Candy stores, like Halloween, are once in a while explorations. To do them more often than once is to kill their magic, which is exactly what the overabundance of candy aisles has done. They create the possibility of candy so often that a treat becomes a threat. There is something incredibly thrilling about seeing stacks and stacks of candy, gummy bears, coconut chocolate turtles, sour patch kids, twizlers, malt balls, hard candies, M&M's arranged in blues, reds, pinks, yellows, greens, gummy sharks, chocolate-covered peanuts... it goes on and on and on... then dipping a small shovel into a chosen bin and scooping out loot. Once again you're creating a stash. Its like a mini-Halloween, an event and a trip, instead of a bad idea. Because the other thing these stacks and stacks of candy do to a child is they overwhelm them. They couldn't possibly have all of it, much less stuff it all into a bag, so they become selective. They create assortments that won't bleed into the rest of the week because the portion control is built in and more than anything they are getting exactly what they want.

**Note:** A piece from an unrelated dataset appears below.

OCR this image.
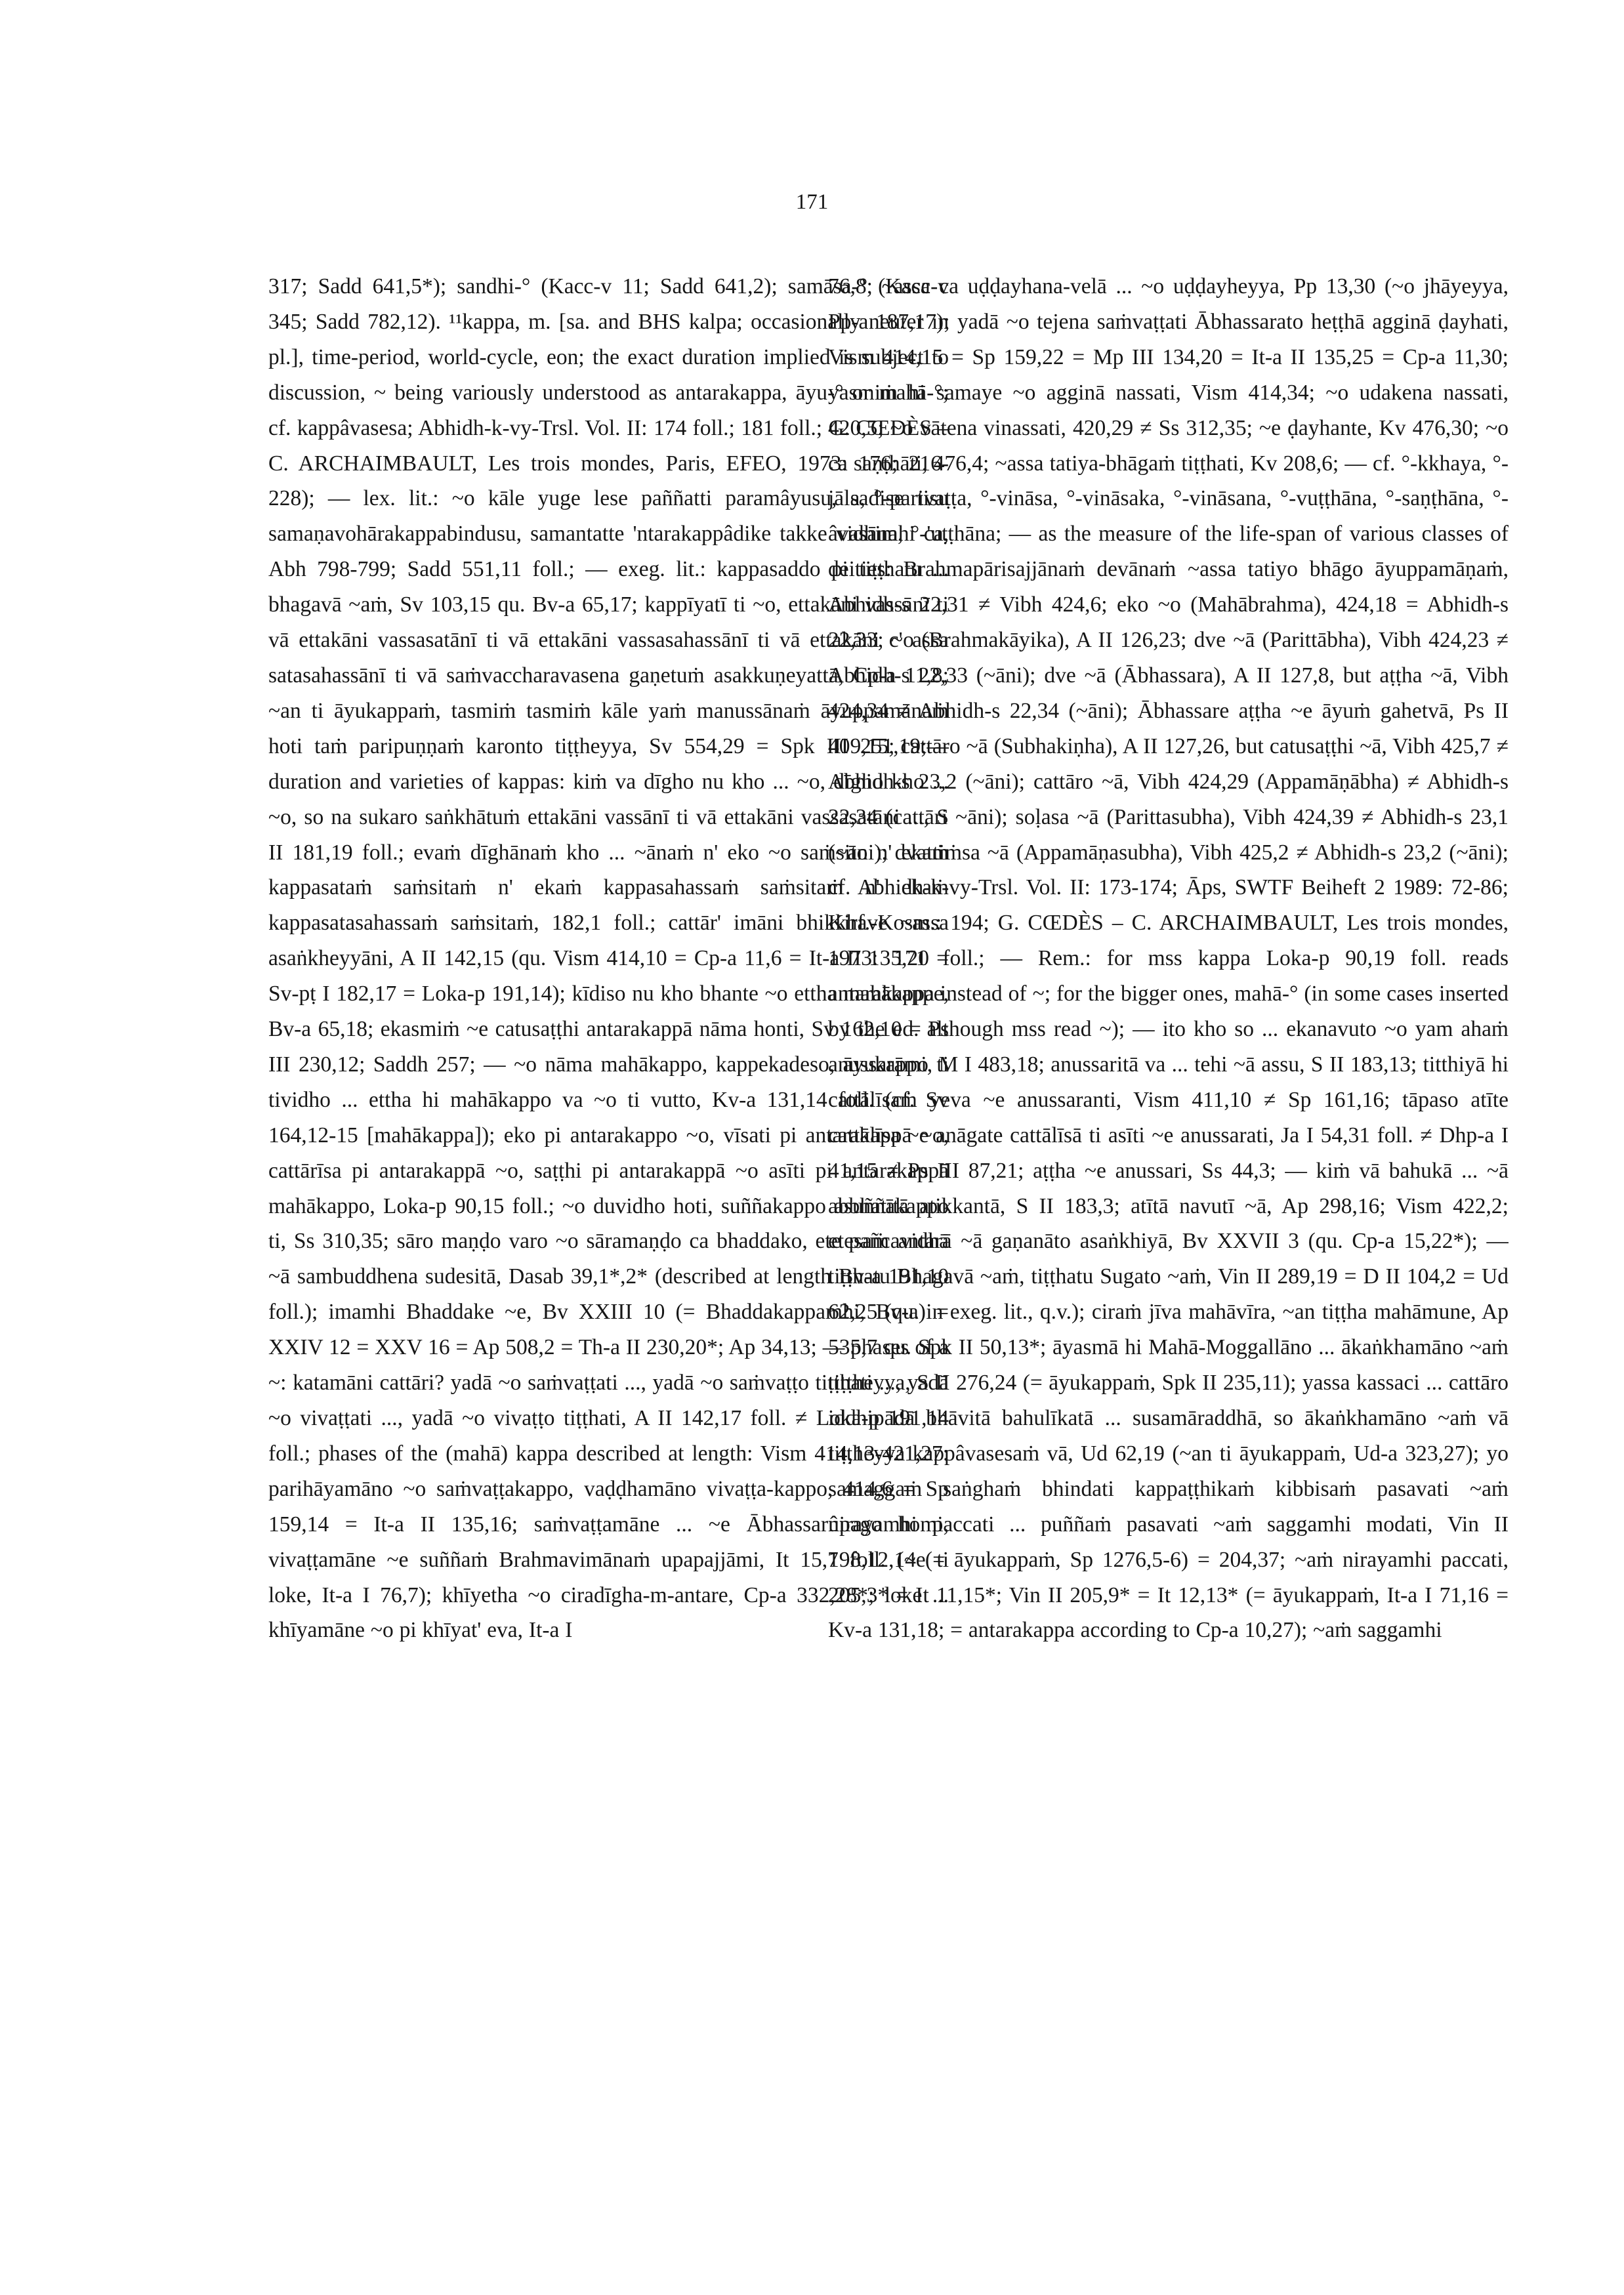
171

317; Sadd 641,5*); sandhi-° (Kacc-v 11; Sadd 641,2); samāsa-° (Kacc-v 345; Sadd 782,12). ¹¹kappa, m. [sa. and BHS kalpa; occasionally neuter in pl.], time-period, world-cycle, eon; the exact duration implied is subject to discussion, ~ being variously understood as antarakappa, āyu-° or mahā-°; cf. kappâvasesa; Abhidh-k-vy-Trsl. Vol. II: 174 foll.; 181 foll.; G. CŒDÈS – C. ARCHAIMBAULT, Les trois mondes, Paris, EFEO, 1973: 176; 216-228); — lex. lit.: ~o kāle yuge lese paññatti paramâyusu, sadise tisu samaṇavohārakappabindusu, samantatte 'ntarakappâdike takke vidhimhi ca, Abh 798-799; Sadd 551,11 foll.; — exeg. lit.: kappasaddo pi tiṭṭhatu ... bhagavā ~aṁ, Sv 103,15 qu. Bv-a 65,17; kappīyatī ti ~o, ettakāni vassānī ti vā ettakāni vassasatānī ti vā ettakāni vassasahassānī ti vā ettakāni c' assa satasahassānī ti vā saṁvaccharavasena gaṇetuṁ asakkuṇeyattā, Cp-a 11,8; ~an ti āyukappaṁ, tasmiṁ tasmiṁ kāle yaṁ manussānaṁ āyuppamānaṁ hoti taṁ paripuṇṇaṁ karonto tiṭṭheyya, Sv 554,29 = Spk III 251,19;— duration and varieties of kappas: kiṁ va dīgho nu kho ... ~o, dīgho kho ... ~o, so na sukaro saṅkhātuṁ ettakāni vassānī ti vā ettakāni vassasatāni ..., S II 181,19 foll.; evaṁ dīghānaṁ kho ... ~ānaṁ n' eko ~o saṁsito n' ekaṁ kappasataṁ saṁsitaṁ n' ekaṁ kappasahassaṁ saṁsitaṁ n' ekaṁ kappasatasahassaṁ saṁsitaṁ, 182,1 foll.; cattār' imāni bhikkhave ~assa asaṅkheyyāni, A II 142,15 (qu. Vism 414,10 = Cp-a 11,6 = It-a II 135,20 = Sv-pṭ I 182,17 = Loka-p 191,14); kīdiso nu kho bhante ~o ettha mahākappe, Bv-a 65,18; ekasmiṁ ~e catusaṭṭhi antarakappā nāma honti, Sv 162,10 = Ps III 230,12; Saddh 257; — ~o nāma mahākappo, kappekadeso, āyukappo ti tividho ... ettha hi mahākappo va ~o ti vutto, Kv-a 131,14 foll. (cf. Sv 164,12-15 [mahākappa]); eko pi antarakappo ~o, vīsati pi antarakappā ~o, cattārīsa pi antarakappā ~o, saṭṭhi pi antarakappā ~o asīti pi antarakappā mahākappo, Loka-p 90,15 foll.; ~o duvidho hoti, suññakappo asuññakappo ti, Ss 310,35; sāro maṇḍo varo ~o sāramaṇḍo ca bhaddako, ete pañcavidhā ~ā sambuddhena sudesitā, Dasab 39,1*,2* (described at length Bv-a 191,10 foll.); imamhi Bhaddake ~e, Bv XXIII 10 (= Bhaddakappamhi, Bv-a) = XXIV 12 = XXV 16 = Ap 508,2 = Th-a II 230,20*; Ap 34,13; — phases of a ~: katamāni cattāri? yadā ~o saṁvaṭṭati ..., yadā ~o saṁvaṭṭo tiṭṭhati ..., yadā ~o vivaṭṭati ..., yadā ~o vivaṭṭo tiṭṭhati, A II 142,17 foll. ≠ Loka-p 191,14 foll.; phases of the (mahā) kappa described at length: Vism 414,13-421,27: parihāyamāno ~o saṁvaṭṭakappo, vaḍḍhamāno vivaṭṭa-kappo, 414,6 = Sp 159,14 = It-a II 135,16; saṁvaṭṭamāne ... ~e Ābhassarûpago homi, vivaṭṭamāne ~e suññaṁ Brahmavimānaṁ upapajjāmi, It 15,7 foll. (~e ti loke, It-a I 76,7); khīyetha ~o ciradīgha-m-antare, Cp-a 332,28*; loke ... khīyamāne ~o pi khīyat' eva, It-a I

76,8; ~assa ca uḍḍayhana-velā ... ~o uḍḍayheyya, Pp 13,30 (~o jhāyeyya, Pp-a 187,17); yadā ~o tejena saṁvaṭṭati Ābhassarato heṭṭhā agginā ḍayhati, Vism 414,15 = Sp 159,22 = Mp III 134,20 = It-a II 135,25 = Cp-a 11,30; yasmiṁ hi samaye ~o agginā nassati, Vism 414,34; ~o udakena nassati, 420,5; ~o vātena vinassati, 420,29 ≠ Ss 312,35; ~e ḍayhante, Kv 476,30; ~o ca saṇṭhāti, 476,4; ~assa tatiya-bhāgaṁ tiṭṭhati, Kv 208,6; — cf. °-kkhaya, °-jāla, °-parivaṭṭa, °-vināsa, °-vināsaka, °-vināsana, °-vuṭṭhāna, °-saṇṭhāna, °-âvasāna, °-'uṭṭhāna; — as the measure of the life-span of various classes of deities: Brahmapārisajjānaṁ devānaṁ ~assa tatiyo bhāgo āyuppamāṇaṁ, Abhidh-s 22,31 ≠ Vibh 424,6; eko ~o (Mahābrahma), 424,18 = Abhidh-s 22,33; ~o (Brahmakāyika), A II 126,23; dve ~ā (Parittābha), Vibh 424,23 ≠ Abhidh-s 22,33 (~āni); dve ~ā (Ābhassara), A II 127,8, but aṭṭha ~ā, Vibh 424,34 ≠ Abhidh-s 22,34 (~āni); Ābhassare aṭṭha ~e āyuṁ gahetvā, Ps II 409,15; cattāro ~ā (Subhakiṇha), A II 127,26, but catusaṭṭhi ~ā, Vibh 425,7 ≠ Abhidh-s 23,2 (~āni); cattāro ~ā, Vibh 424,29 (Appamāṇābha) ≠ Abhidh-s 22,34 (cattāri ~āni); soḷasa ~ā (Parittasubha), Vibh 424,39 ≠ Abhidh-s 23,1 (~āni); dvattiṁsa ~ā (Appamāṇasubha), Vibh 425,2 ≠ Abhidh-s 23,2 (~āni); cf. Abhidh-k-vy-Trsl. Vol. II: 173-174; Āps, SWTF Beiheft 2 1989: 72-86; Kirf.-Kosm.: 194; G. CŒDÈS – C. ARCHAIMBAULT, Les trois mondes, 1973: 171 foll.; — Rem.: for mss kappa Loka-p 90,19 foll. reads antarakappa instead of ~; for the bigger ones, mahā-° (in some cases inserted by the ed. although mss read ~); — ito kho so ... ekanavuto ~o yam ahaṁ anussarāmi, M I 483,18; anussaritā va ... tehi ~ā assu, S II 183,13; titthiyā hi cattālīsaṁ yeva ~e anussaranti, Vism 411,10 ≠ Sp 161,16; tāpaso atīte cattālīsa ~e anāgate cattālīsā ti asīti ~e anussarati, Ja I 54,31 foll. ≠ Dhp-a I 41,15 ≠ Ps III 87,21; aṭṭha ~e anussari, Ss 44,3; — kiṁ vā bahukā ... ~ā abbhatītā atikkantā, S II 183,3; atītā navutī ~ā, Ap 298,16; Vism 422,2; etesaṁ antarā ~ā gaṇanāto asaṅkhiyā, Bv XXVII 3 (qu. Cp-a 15,22*); — tiṭṭhatu Bhagavā ~aṁ, tiṭṭhatu Sugato ~aṁ, Vin II 289,19 = D II 104,2 = Ud 62,25 (qu. in exeg. lit., q.v.); ciraṁ jīva mahāvīra, ~an tiṭṭha mahāmune, Ap 535,7 qu. Spk II 50,13*; āyasmā hi Mahā-Moggallāno ... ākaṅkhamāno ~aṁ tiṭṭheyya, S II 276,24 (= āyukappaṁ, Spk II 235,11); yassa kassaci ... cattāro iddhipādā bhāvitā bahulīkatā ... susamāraddhā, so ākaṅkhamāno ~aṁ vā tiṭṭheyya kappâvasesaṁ vā, Ud 62,19 (~an ti āyukappaṁ, Ud-a 323,27); yo samaggaṁ saṅghaṁ bhindati kappaṭṭhikaṁ kibbisaṁ pasavati ~aṁ nirayamhi paccati ... puññaṁ pasavati ~aṁ saggamhi modati, Vin II 198,12,14 (= āyukappaṁ, Sp 1276,5-6) = 204,37; ~aṁ nirayamhi paccati, 205,3* = It 11,15*; Vin II 205,9* = It 12,13* (= āyukappaṁ, It-a I 71,16 = Kv-a 131,18; = antarakappa according to Cp-a 10,27); ~aṁ saggamhi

So if you want to boycott anything, boycott the candy aisles and large bags of generic candy shit. Get the good stuff. Its a bit of a walk (all candy stores require a bit of a walk) and the quality is infinitely better. And if you need a fix now, don't go downstairs to the deli, just visit the reception area. They usually have a little bowl of sin taunting the poor receptionist. Or, you know, have a cookie.